I've never seen or heard of a No. 357 ratchet, Cruzer. Are you sure it's not a No. 355? The No. 355 was a female only ratchet with an 11/16-inch opening that drove the standard pressed steel sockets from the outside. I have a set that Mossberg made for Syracuse that operated like that.
This past weekend I was able to pick up this set.
Nice find. I am curious about the piece in the upper right that looks like a solid hex nut.
On the top left hand corner it has 3 different sized slot screwdriver blades but there was no driver. So o guess that’s what is missing
What driver are you referring to?
The drive mechanism for the screwdriver bits has always been somewhat confusing and there is no good, clear, single explanation anywhere on the web.
As best as I have been able to determine...
The earliest Auto-Cle sets (and by that I mean true Auto-Cle, Contal's French company), the Auto-Cle sets that Railway Appliances was making under license to Contal before Q.M.S., and the sets that Q.M.S. was making before Mossberg, had a short drive adaptor. It was male-male. One end plugged into the ratchet. The other end had a hole with a step in it, creating a half-round opening, where the half-round drive end of the bit went. The adaptor was missing from my early American (guessing RAC) Auto-Cle set, but Farmer J's early Auto-Cle British set included it. You can see what I am referring to on page 1 in posts #7 and #8, and then in close-up detail on page 2 in post #47 in the early Mossberg sets/research thread, linked
here.
Mossberg adopted that half-round opening and put it in the end of the drive stud on the No. 310 1/2-inch drive Tee handle in their small leatherette and wood box sets. These sets had no ratchet. The Tee handle turned the sockets and the screwdriver bits. I don't own any small sets or a No. 310 Tee handle, but it is pictured and described, including the screwdriver bit opening, on AA.

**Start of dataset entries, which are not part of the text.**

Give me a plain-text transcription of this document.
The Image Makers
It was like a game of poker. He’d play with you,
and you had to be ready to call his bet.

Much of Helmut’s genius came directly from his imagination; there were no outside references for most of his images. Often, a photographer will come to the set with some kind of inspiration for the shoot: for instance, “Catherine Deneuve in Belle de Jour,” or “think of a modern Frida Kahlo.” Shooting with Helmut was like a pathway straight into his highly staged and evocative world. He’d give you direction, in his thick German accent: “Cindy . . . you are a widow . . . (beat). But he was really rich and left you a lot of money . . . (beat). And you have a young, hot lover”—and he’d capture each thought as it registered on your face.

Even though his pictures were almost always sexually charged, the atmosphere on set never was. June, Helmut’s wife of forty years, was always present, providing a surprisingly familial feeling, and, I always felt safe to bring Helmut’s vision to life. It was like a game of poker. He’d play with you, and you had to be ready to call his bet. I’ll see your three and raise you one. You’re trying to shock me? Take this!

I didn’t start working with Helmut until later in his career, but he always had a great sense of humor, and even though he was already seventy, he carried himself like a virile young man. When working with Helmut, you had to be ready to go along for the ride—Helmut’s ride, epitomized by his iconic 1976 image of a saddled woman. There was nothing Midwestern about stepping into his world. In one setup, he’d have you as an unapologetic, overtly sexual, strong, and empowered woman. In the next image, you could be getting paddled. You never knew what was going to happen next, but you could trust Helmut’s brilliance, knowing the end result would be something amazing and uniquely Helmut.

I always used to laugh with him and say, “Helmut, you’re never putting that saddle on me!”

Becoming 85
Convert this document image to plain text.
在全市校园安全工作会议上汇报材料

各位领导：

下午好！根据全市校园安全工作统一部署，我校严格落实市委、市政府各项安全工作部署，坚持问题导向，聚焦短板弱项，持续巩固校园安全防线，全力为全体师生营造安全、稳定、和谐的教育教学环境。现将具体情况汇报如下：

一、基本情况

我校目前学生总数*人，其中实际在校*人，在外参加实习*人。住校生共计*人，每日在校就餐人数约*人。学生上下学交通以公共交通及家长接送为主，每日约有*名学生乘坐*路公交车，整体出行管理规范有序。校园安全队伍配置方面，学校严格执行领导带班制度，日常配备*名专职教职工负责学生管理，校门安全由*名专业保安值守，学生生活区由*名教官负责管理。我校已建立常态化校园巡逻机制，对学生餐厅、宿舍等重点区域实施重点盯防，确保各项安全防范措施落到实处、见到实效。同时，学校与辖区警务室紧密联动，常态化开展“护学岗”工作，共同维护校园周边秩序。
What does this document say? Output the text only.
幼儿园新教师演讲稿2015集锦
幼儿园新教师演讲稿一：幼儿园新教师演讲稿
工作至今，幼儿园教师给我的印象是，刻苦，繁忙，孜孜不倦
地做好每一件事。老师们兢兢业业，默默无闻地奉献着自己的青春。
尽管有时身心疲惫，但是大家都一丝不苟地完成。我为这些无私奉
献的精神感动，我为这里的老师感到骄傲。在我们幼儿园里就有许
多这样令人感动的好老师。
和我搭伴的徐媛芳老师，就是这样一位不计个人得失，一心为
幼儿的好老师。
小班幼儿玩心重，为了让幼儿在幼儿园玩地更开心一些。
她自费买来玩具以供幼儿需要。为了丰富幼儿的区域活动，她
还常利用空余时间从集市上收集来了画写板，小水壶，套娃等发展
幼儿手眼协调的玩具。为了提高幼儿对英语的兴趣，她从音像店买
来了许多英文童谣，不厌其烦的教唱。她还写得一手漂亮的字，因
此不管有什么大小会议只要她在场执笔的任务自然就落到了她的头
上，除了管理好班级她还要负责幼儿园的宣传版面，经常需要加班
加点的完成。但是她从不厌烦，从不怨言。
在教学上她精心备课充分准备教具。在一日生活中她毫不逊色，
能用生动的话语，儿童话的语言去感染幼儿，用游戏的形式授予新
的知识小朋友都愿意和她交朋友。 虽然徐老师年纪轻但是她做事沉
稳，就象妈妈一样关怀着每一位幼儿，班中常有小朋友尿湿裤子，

But that's where it gets confusing fast. The bigger Mossberg sets, like the No. 11 and the No. 14, did not have No. 310 folding Tee handles, and no ad illustration that I know if shows or includes in its contents list any piece described as a screwdriver bits adaptor or driver (like the earliest Auto-Cle sets). Leading to the question -
what then drove the screwdriver bits?! AA doesn't explain it, and I have not found an explanation anywhere else.
I suspect (and it's only a theory) that the half-round opening that was in the end of the early Auto-Cle adaptor, adapted by Mossberg into the end of the No. 310 folding Tee handle, was later put by Mossberg into the end of the extensions. This ad shows you what I mean. See the red circle I added? I believe that's the half-round drive opening for the screwdriver bits. They even showed the bits near that corner, I believe, for that purpose. The extensions in my No. 14 set do not have such an opening, but my set does not include screwdriver bits. Please check the ends of your extensions.